This last run was – interesting.
First, I rolled out of bed at 6:25 am on Saturday morning, which was already too late.
My run was slated to start at 7:10, but I knew I’d have to hurry if I wanted to make it downtown on time. After getting ready, I was finally out the door by 6:40 am. This would have been enough time to get downtown, except that half of the goddamn roads were closed when I got there. I’m not even kidding. I learned later that they were setting up for the Gay Pride Parade, but since I did not know this prior to my run, I spent about fifteen minutes maneuvering my way downtown and cursing all the closed streets.
When I finally pulled in the parking lot, I hurriedly parked my truck in a space. There was a tree overlooking the curb, and I felt my car hit it. I got out of the car and looked at the bumper, which was resting cozily next to the tree. “I’ll worry about this later,” I said to myself, and ran off.*
I saw groups of runners running on the sidewalks. I ran after them, hoping to catch up with my pace group. “Excuse me,” I asked a woman. “What pace group is this?” “We’re the elevens,” she said cheerily. “We’re doing ten ones.” I had no idea what the hell that meant, so I ran a little farther up the sidewalk.

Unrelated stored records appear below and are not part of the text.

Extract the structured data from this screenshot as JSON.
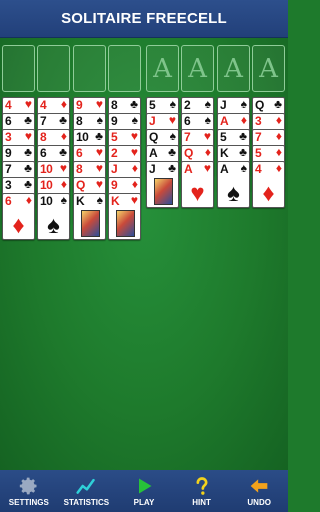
{
  "header": {
    "title": "SOLITAIRE FREECELL"
  },
  "freecells": [
    {},
    {},
    {},
    {}
  ],
  "foundations": [
    {
      "label": "A"
    },
    {
      "label": "A"
    },
    {
      "label": "A"
    },
    {
      "label": "A"
    }
  ],
  "columns": [
    {
      "cards": [
        {
          "rank": "4",
          "suit": "♥",
          "color": "red"
        },
        {
          "rank": "6",
          "suit": "♣",
          "color": "black"
        },
        {
          "rank": "3",
          "suit": "♥",
          "color": "red"
        },
        {
          "rank": "9",
          "suit": "♣",
          "color": "black"
        },
        {
          "rank": "7",
          "suit": "♣",
          "color": "black"
        },
        {
          "rank": "3",
          "suit": "♣",
          "color": "black"
        },
        {
          "rank": "6",
          "suit": "♦",
          "color": "red"
        }
      ]
    },
    {
      "cards": [
        {
          "rank": "4",
          "suit": "♦",
          "color": "red"
        },
        {
          "rank": "7",
          "suit": "♣",
          "color": "black"
        },
        {
          "rank": "8",
          "suit": "♦",
          "color": "red"
        },
        {
          "rank": "6",
          "suit": "♣",
          "color": "black"
        },
        {
          "rank": "10",
          "suit": "♥",
          "color": "red"
        },
        {
          "rank": "10",
          "suit": "♦",
          "color": "red"
        },
        {
          "rank": "10",
          "suit": "♠",
          "color": "black"
        }
      ]
    },
    {
      "cards": [
        {
          "rank": "9",
          "suit": "♥",
          "color": "red"
        },
        {
          "rank": "8",
          "suit": "♠",
          "color": "black"
        },
        {
          "rank": "10",
          "suit": "♣",
          "color": "black"
        },
        {
          "rank": "6",
          "suit": "♥",
          "color": "red"
        },
        {
          "rank": "8",
          "suit": "♥",
          "color": "red"
        },
        {
          "rank": "Q",
          "suit": "♥",
          "color": "red"
        },
        {
          "rank": "K",
          "suit": "♠",
          "color": "black"
        }
      ]
    },
    {
      "cards": [
        {
          "rank": "8",
          "suit": "♣",
          "color": "black"
        },
        {
          "rank": "9",
          "suit": "♠",
          "color": "black"
        },
        {
          "rank": "5",
          "suit": "♥",
          "color": "red"
        },
        {
          "rank": "2",
          "suit": "♥",
          "color": "red"
        },
        {
          "rank": "J",
          "suit": "♦",
          "color": "red"
        },
        {
          "rank": "9",
          "suit": "♦",
          "color": "red"
        },
        {
          "rank": "K",
          "suit": "♥",
          "color": "red"
        }
      ]
    },
    {
      "cards": [
        {
          "rank": "5",
          "suit": "♠",
          "color": "black"
        },
        {
          "rank": "J",
          "suit": "♥",
          "color": "red"
        },
        {
          "rank": "Q",
          "suit": "♠",
          "color": "black"
        },
        {
          "rank": "A",
          "suit": "♣",
          "color": "black"
        },
        {
          "rank": "J",
          "suit": "♣",
          "color": "black"
        }
      ]
    },
    {
      "cards": [
        {
          "rank": "2",
          "suit": "♠",
          "color": "black"
        },
        {
          "rank": "6",
          "suit": "♠",
          "color": "black"
        },
        {
          "rank": "7",
          "suit": "♥",
          "color": "red"
        },
        {
          "rank": "Q",
          "suit": "♦",
          "color": "red"
        },
        {
          "rank": "A",
          "suit": "♥",
          "color": "red"
        }
      ]
    },
    {
      "cards": [
        {
          "rank": "J",
          "suit": "♠",
          "color": "black"
        },
        {
          "rank": "A",
          "suit": "♦",
          "color": "red"
        },
        {
          "rank": "5",
          "suit": "♣",
          "color": "black"
        },
        {
          "rank": "K",
          "suit": "♣",
          "color": "black"
        },
        {
          "rank": "A",
          "suit": "♠",
          "color": "black"
        }
      ]
    },
    {
      "cards": [
        {
          "rank": "Q",
          "suit": "♣",
          "color": "black"
        },
        {
          "rank": "3",
          "suit": "♦",
          "color": "red"
        },
        {
          "rank": "7",
          "suit": "♦",
          "color": "red"
        },
        {
          "rank": "5",
          "suit": "♦",
          "color": "red"
        },
        {
          "rank": "4",
          "suit": "♦",
          "color": "red"
        }
      ]
    }
  ],
  "toolbar": {
    "settings": {
      "label": "SETTINGS",
      "icon": "gear-icon",
      "color": "#9aa9c2"
    },
    "statistics": {
      "label": "STATISTICS",
      "icon": "chart-icon",
      "color": "#2fd0d8"
    },
    "play": {
      "label": "PLAY",
      "icon": "play-icon",
      "color": "#27c23a"
    },
    "hint": {
      "label": "HINT",
      "icon": "question-icon",
      "color": "#f3d21c"
    },
    "undo": {
      "label": "UNDO",
      "icon": "undo-arrow-icon",
      "color": "#f3a21c"
    }
  },
  "colors": {
    "felt": "#1e7a2c",
    "header": "#2d4f8c",
    "red_suit": "#e3231c",
    "black_suit": "#111111"
  }
}
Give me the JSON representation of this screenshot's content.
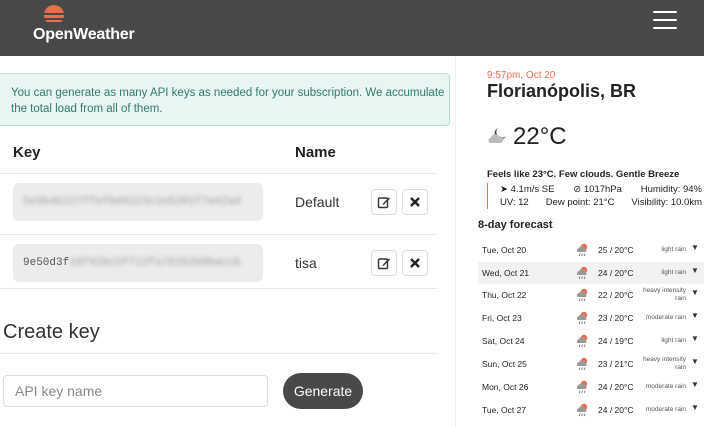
{
  "header": {
    "brand": "OpenWeather",
    "logo_icon": "sunset-logo-icon",
    "menu_icon": "hamburger-icon"
  },
  "api_keys": {
    "alert": "You can generate as many API keys as needed for your subscription. We accumulate the total load from all of them.",
    "col_key": "Key",
    "col_name": "Name",
    "rows": [
      {
        "key_visible": "",
        "key_blurred": "5e5b4b227ffefbd4223c1e5201f7e42ad",
        "name": "Default",
        "edit_icon": "edit-icon",
        "delete_icon": "close-icon"
      },
      {
        "key_visible": "9e50d3f",
        "key_blurred": "18f426c5f712fa76262b0baccb",
        "name": "tisa",
        "edit_icon": "edit-icon",
        "delete_icon": "close-icon"
      }
    ]
  },
  "create": {
    "title": "Create key",
    "placeholder": "API key name",
    "button": "Generate"
  },
  "weather": {
    "time": "9:57pm, Oct 20",
    "city": "Florianópolis, BR",
    "temp": "22°C",
    "icon": "partly-cloudy-night-icon",
    "feels": "Feels like 23°C. Few clouds. Gentle Breeze",
    "wind": "4.1m/s SE",
    "pressure": "1017hPa",
    "humidity": "Humidity: 94%",
    "uv": "UV: 12",
    "dew": "Dew point: 21°C",
    "visibility": "Visibility: 10.0km",
    "forecast_title": "8-day forecast",
    "accent": "#e96e50",
    "forecast": [
      {
        "day": "Tue, Oct 20",
        "temp": "25 / 20°C",
        "desc": "light rain"
      },
      {
        "day": "Wed, Oct 21",
        "temp": "24 / 20°C",
        "desc": "light rain"
      },
      {
        "day": "Thu, Oct 22",
        "temp": "22 / 20°C",
        "desc": "heavy intensity rain"
      },
      {
        "day": "Fri, Oct 23",
        "temp": "23 / 20°C",
        "desc": "moderate rain"
      },
      {
        "day": "Sat, Oct 24",
        "temp": "24 / 19°C",
        "desc": "light rain"
      },
      {
        "day": "Sun, Oct 25",
        "temp": "23 / 21°C",
        "desc": "heavy intensity rain"
      },
      {
        "day": "Mon, Oct 26",
        "temp": "24 / 20°C",
        "desc": "moderate rain"
      },
      {
        "day": "Tue, Oct 27",
        "temp": "24 / 20°C",
        "desc": "moderate rain"
      }
    ]
  }
}
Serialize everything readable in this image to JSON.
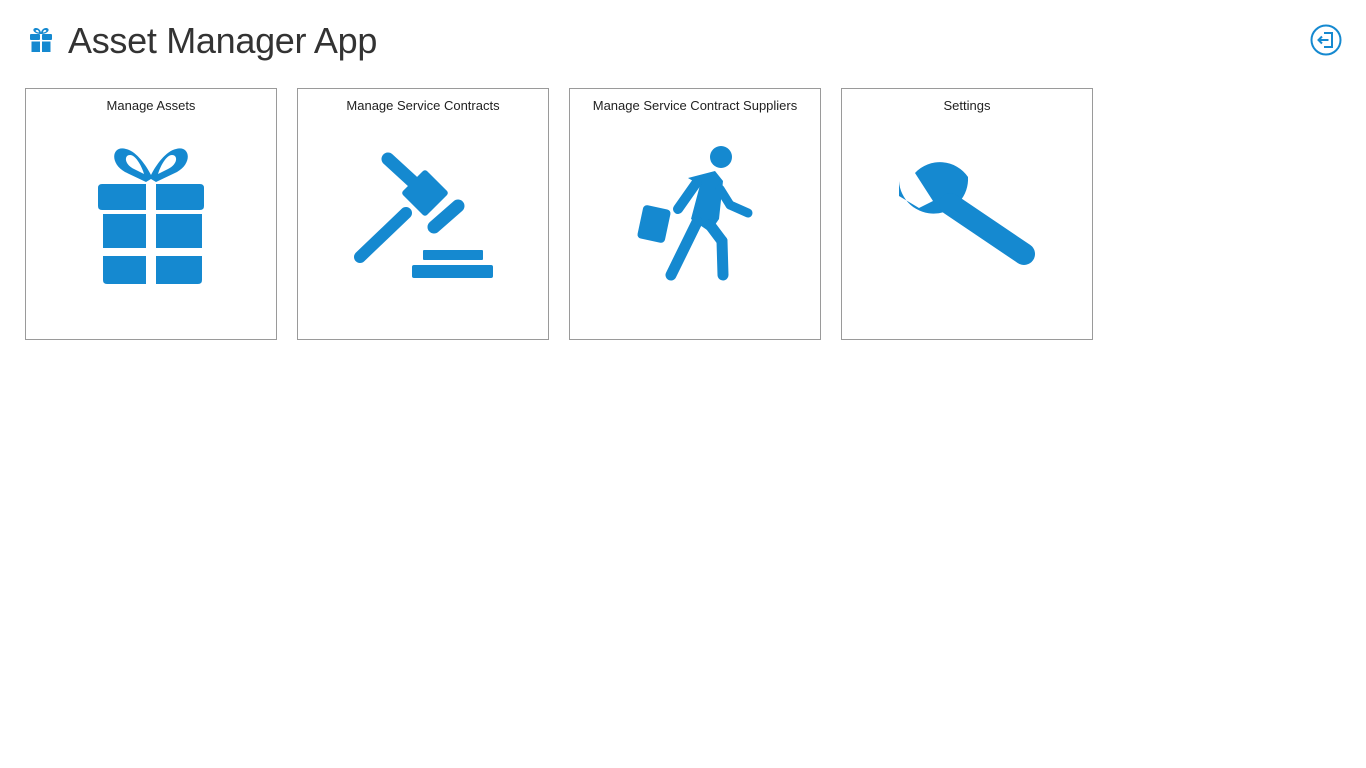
{
  "app": {
    "title": "Asset Manager App",
    "icon": "gift-icon",
    "logout_icon": "sign-out-icon"
  },
  "colors": {
    "accent": "#1589d0",
    "tile_border": "#9a9a9a",
    "background": "#ffffff"
  },
  "tiles": [
    {
      "label": "Manage Assets",
      "icon": "gift-icon"
    },
    {
      "label": "Manage Service Contracts",
      "icon": "gavel-icon"
    },
    {
      "label": "Manage Service Contract Suppliers",
      "icon": "walking-person-icon"
    },
    {
      "label": "Settings",
      "icon": "wrench-icon"
    }
  ]
}
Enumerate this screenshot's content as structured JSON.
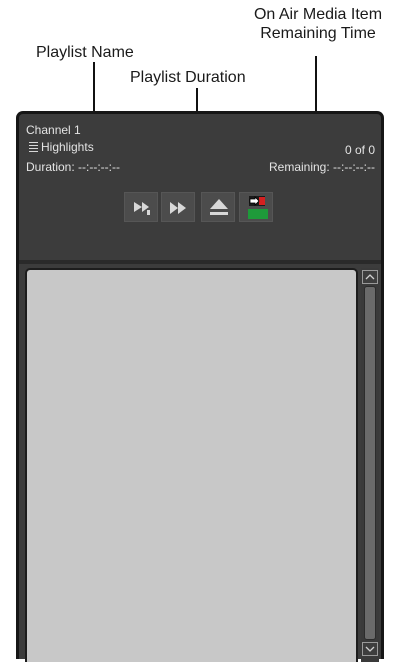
{
  "annotations": {
    "on_air_line1": "On Air Media Item",
    "on_air_line2": "Remaining Time",
    "playlist_name": "Playlist Name",
    "playlist_duration": "Playlist Duration"
  },
  "panel": {
    "channel": "Channel 1",
    "playlist_name": "Highlights",
    "count": "0 of 0",
    "duration": "Duration: --:--:--:--",
    "remaining": "Remaining: --:--:--:--"
  },
  "controls": [
    {
      "icon": "play-next-icon"
    },
    {
      "icon": "fast-forward-icon"
    },
    {
      "icon": "eject-icon"
    },
    {
      "icon": "on-air-status-icon"
    }
  ],
  "colors": {
    "panel_bg": "#3c3c3c",
    "list_bg": "#c8c8c8",
    "on_air_red": "#d42020",
    "on_air_green": "#1e9a3a"
  }
}
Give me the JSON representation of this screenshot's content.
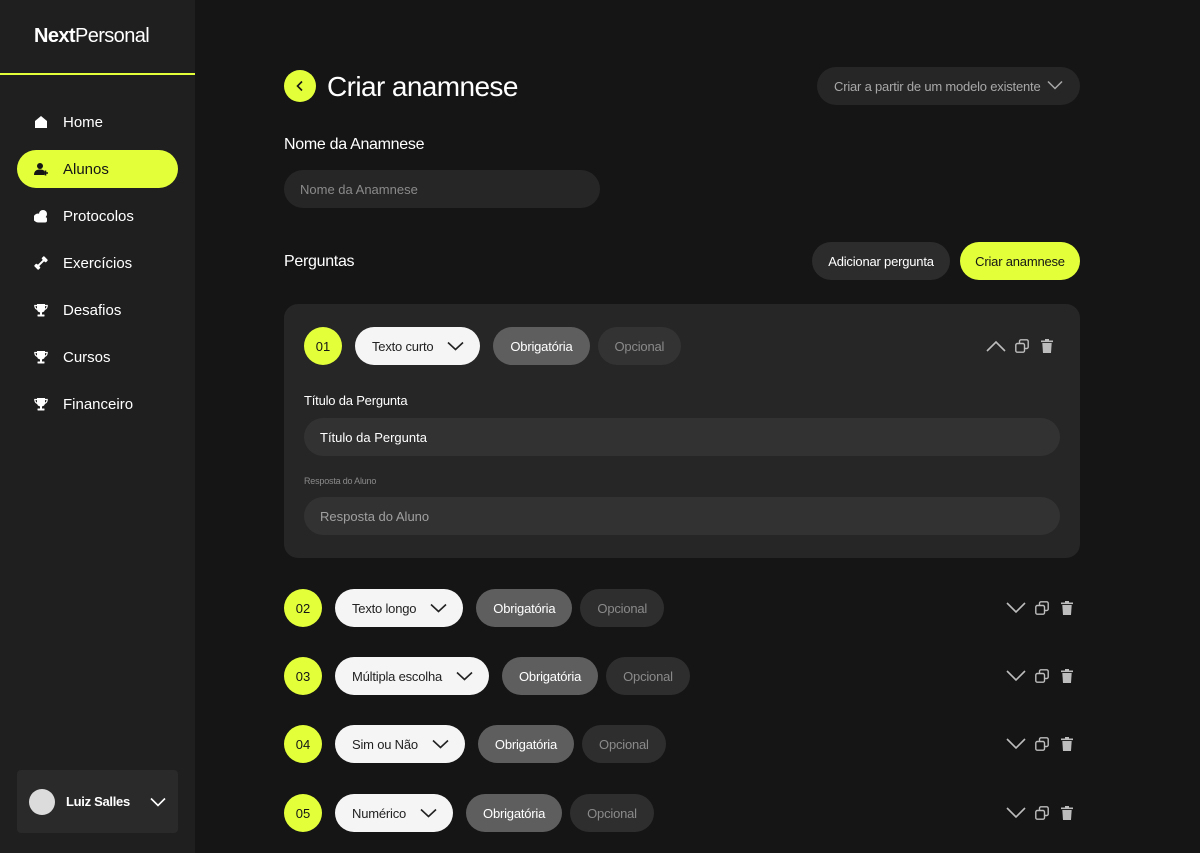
{
  "brand": {
    "part1": "Next",
    "part2": "Personal"
  },
  "sidebar": {
    "items": [
      {
        "label": "Home",
        "icon": "home-icon"
      },
      {
        "label": "Alunos",
        "icon": "user-add-icon",
        "active": true
      },
      {
        "label": "Protocolos",
        "icon": "protocol-icon"
      },
      {
        "label": "Exercícios",
        "icon": "dumbbell-icon"
      },
      {
        "label": "Desafios",
        "icon": "trophy-icon"
      },
      {
        "label": "Cursos",
        "icon": "trophy-icon"
      },
      {
        "label": "Financeiro",
        "icon": "trophy-icon"
      }
    ],
    "user": {
      "name": "Luiz Salles"
    }
  },
  "header": {
    "title": "Criar anamnese",
    "template_select": "Criar a partir de um modelo existente"
  },
  "form": {
    "name_label": "Nome da Anamnese",
    "name_placeholder": "Nome da Anamnese"
  },
  "questions": {
    "heading": "Perguntas",
    "add_button": "Adicionar pergunta",
    "create_button": "Criar anamnese",
    "expanded": {
      "title_label": "Título da Pergunta",
      "title_value": "Título da Pergunta",
      "answer_label": "Resposta do Aluno",
      "answer_placeholder": "Resposta do Aluno"
    },
    "items": [
      {
        "number": "01",
        "type": "Texto curto",
        "required": "Obrigatória",
        "optional": "Opcional"
      },
      {
        "number": "02",
        "type": "Texto longo",
        "required": "Obrigatória",
        "optional": "Opcional"
      },
      {
        "number": "03",
        "type": "Múltipla escolha",
        "required": "Obrigatória",
        "optional": "Opcional"
      },
      {
        "number": "04",
        "type": "Sim ou Não",
        "required": "Obrigatória",
        "optional": "Opcional"
      },
      {
        "number": "05",
        "type": "Numérico",
        "required": "Obrigatória",
        "optional": "Opcional"
      }
    ]
  },
  "colors": {
    "accent": "#e2ff3a",
    "background": "#151515",
    "sidebar": "#1f1f1f",
    "card": "#262626"
  }
}
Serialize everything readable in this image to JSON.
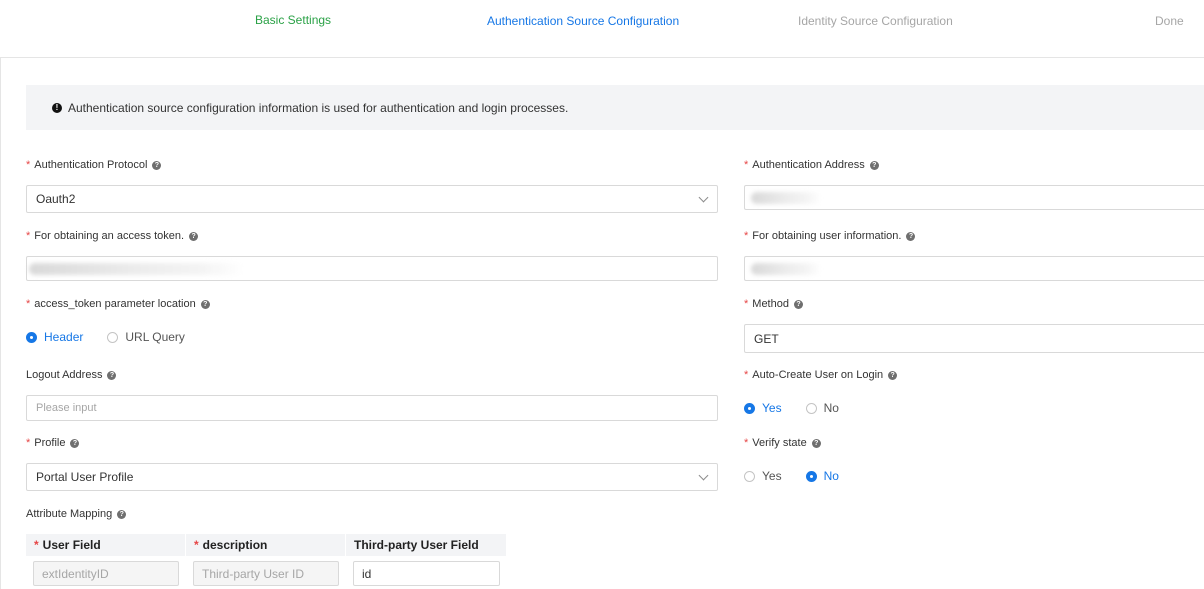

I talked with a couple of people, and determined that, if I hurried, I could still catch up with my group. For a good five minutes, I ran steadily. And I think I would have caught up with my group, had I not made a fatal flaw. There was a split later in the run – the marathon runners were doing five miles, and the half-marathoners were going to do three. I followed a group of people I thought were going north, back to the parking lot. I ran several minutes with them and noticed, with a sinking feeling, that not only were we running back south, but we were running up hills.
This is when I found out I had blindly followed the marathoners. But they were the 10:15 pace group. I had been so, so close.
I left the marathoners and ran blindly through the neighborhood by myself for a couple of minutes, before finally meeting up with some stragglers. They too were marathoners, but they told me which street to turn on to so I could catch up with the half marathoners. I thanked them and was able to catch up with a slower group.
I was far, far behind my pace group, and to add insult to injury, my stomach was starting to hurt. I had not been smart enough to pack Pepto Bismol either. I’ve learned that on long runs, Pepto Bismol is your best friend. It’s not a panacea, though. One of the worst runs I’ve ever had was when I was training for my marathon two years ago, on a nine-miler with my group. Like an idiot, I ignored the fact that I have a historically sensitive stomach when I run, and had decided to eat a “Voodoo” chile hamburger the night before the run. The next day, during our training run, I was in agony after about two miles. I took my Pepto Bismol, but my body did an equivalent of throwing it back at me and then flipping me the middle finger. Even worse, there was not a bathroom anywhere in the vicinity of the trail, unless I wanted to squat behind a bush or something, which, for me, was not an option. So I walked in pain, falling well behind my group, until my stomach stopped hurting.
Now, I thought about this bad training run and felt a healthy dose of perspective. Having an upset tummy on the last mile of a short run was far preferable than having an enormous stomachache at the beginning of a long one.
When I finally finished my run, I wasn’t able to find my group anywhere. I was tired, sweaty, and a little bummed. But, lesson learned – I’m definitely waking up early for the next training run.
*There is now a small indentation in my front bumper. It’s been several years since I’ve done anything really dumb with my car, so there’s that.